Police spokesman: Money may have come from a crime

Finders must hope that crime goes unsolved and money unclaimed

CNN  — 

For most of us, it’s just a dream – one that never happens.

We are lazing by the river, more than 100,000 euros just happen to float by, we dive in to collect it. And in the end, we get to keep it.

Turns out believe it or not, that this does actually happen sometimes. Just not to us.

Two young men in Austria, however, appear to be the lucky ones. Because that’s what happened to them Saturday.

“On Saturday morning at 10 a.m., people called the police, as there were two young men in the Danube” apparently trying to retrieve cash, said Patrick Maierhofer, a spokesman for the Vienna Police.

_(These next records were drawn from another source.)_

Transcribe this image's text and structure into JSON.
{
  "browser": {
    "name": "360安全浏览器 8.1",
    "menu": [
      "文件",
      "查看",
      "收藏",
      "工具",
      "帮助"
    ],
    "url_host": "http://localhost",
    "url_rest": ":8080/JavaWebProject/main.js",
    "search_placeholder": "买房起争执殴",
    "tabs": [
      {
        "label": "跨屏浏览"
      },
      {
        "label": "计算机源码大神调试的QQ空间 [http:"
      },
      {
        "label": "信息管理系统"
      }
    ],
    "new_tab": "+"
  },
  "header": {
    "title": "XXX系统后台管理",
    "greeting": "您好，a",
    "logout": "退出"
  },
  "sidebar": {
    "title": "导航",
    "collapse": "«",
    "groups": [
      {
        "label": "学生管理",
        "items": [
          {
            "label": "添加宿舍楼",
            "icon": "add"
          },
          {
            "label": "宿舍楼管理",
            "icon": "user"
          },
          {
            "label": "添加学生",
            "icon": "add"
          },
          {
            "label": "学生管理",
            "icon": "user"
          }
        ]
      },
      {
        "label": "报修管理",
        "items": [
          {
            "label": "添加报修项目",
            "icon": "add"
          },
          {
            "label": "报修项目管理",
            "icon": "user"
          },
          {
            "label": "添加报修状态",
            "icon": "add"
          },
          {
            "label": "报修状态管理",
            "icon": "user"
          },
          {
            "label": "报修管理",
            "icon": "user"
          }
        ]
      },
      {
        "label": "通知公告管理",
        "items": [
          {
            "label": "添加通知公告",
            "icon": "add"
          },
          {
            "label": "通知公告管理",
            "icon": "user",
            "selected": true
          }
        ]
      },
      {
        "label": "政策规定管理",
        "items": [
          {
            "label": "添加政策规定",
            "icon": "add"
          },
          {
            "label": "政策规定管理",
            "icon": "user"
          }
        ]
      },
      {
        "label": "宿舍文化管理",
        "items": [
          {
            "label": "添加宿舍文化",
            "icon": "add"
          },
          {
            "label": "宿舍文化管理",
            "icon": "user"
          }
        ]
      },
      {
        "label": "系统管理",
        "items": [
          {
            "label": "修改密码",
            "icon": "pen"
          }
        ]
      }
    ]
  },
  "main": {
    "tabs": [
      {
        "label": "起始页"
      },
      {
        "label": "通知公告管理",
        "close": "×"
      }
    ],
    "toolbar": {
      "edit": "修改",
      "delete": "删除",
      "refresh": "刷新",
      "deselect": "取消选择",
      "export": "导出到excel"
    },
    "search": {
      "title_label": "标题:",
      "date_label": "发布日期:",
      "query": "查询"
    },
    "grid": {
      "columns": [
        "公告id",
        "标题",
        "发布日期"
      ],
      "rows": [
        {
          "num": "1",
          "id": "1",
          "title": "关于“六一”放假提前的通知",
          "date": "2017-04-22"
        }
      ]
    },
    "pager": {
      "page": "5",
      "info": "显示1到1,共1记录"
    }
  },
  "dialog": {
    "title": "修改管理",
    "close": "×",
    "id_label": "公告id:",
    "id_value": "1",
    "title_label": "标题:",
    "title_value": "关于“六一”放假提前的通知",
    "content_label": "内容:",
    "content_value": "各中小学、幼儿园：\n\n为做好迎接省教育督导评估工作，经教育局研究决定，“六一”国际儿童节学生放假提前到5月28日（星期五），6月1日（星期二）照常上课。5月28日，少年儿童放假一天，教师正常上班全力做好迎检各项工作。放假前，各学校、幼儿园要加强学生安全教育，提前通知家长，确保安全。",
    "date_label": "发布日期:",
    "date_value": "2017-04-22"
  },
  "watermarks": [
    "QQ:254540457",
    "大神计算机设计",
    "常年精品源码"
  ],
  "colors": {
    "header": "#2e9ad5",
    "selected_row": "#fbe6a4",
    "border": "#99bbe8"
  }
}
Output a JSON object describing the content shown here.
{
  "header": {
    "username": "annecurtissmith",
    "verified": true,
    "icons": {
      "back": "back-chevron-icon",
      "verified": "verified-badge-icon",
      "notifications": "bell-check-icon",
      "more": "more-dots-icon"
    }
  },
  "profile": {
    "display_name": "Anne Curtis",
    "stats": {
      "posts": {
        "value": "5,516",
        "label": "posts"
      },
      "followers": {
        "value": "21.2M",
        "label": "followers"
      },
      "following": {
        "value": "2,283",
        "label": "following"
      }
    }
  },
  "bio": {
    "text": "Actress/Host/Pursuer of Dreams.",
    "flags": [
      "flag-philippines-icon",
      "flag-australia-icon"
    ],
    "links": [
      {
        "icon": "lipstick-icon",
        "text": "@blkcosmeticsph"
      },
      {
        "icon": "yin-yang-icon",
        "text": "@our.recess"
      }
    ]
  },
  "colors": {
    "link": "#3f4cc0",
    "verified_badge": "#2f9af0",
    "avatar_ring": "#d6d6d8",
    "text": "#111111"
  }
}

Source of money is a mystery

Police, knowing an emergency when they heard of one, arrived on the scene within one minute, the spokesman said.

There, Maierhofer said, they “saw two men trying to retrieve money from the water.”

So … where’d the money come from?

“There are many possibilities,” the police spokesman said. “But we think it is from a crime. In any normal case, someone wouldn’t throw 100,000 euros in a river.”

Police are checking for bank robberies in recent years, but the spokesman said this might take a bit of time.

Danube flows through 10 countries

The Danube has its source in Germany. If flows through 10 countries, coursing at its end past Moldova and through Ukraine before emptying into the Black Sea.

The young men who found the money – one is 20, the other 22, police said – will get 5% of it for having turned it over to police.

But now they have to hope for two circumstances: that the money was indeed from a crime, so no one approaches police to claim it is theirs, and that the crime goes unsolved, so police have no way of returning it to the rightful owner.

In that case, after a year the two finders – their names were not released by police – will get to keep not 5% of the money, but all of it.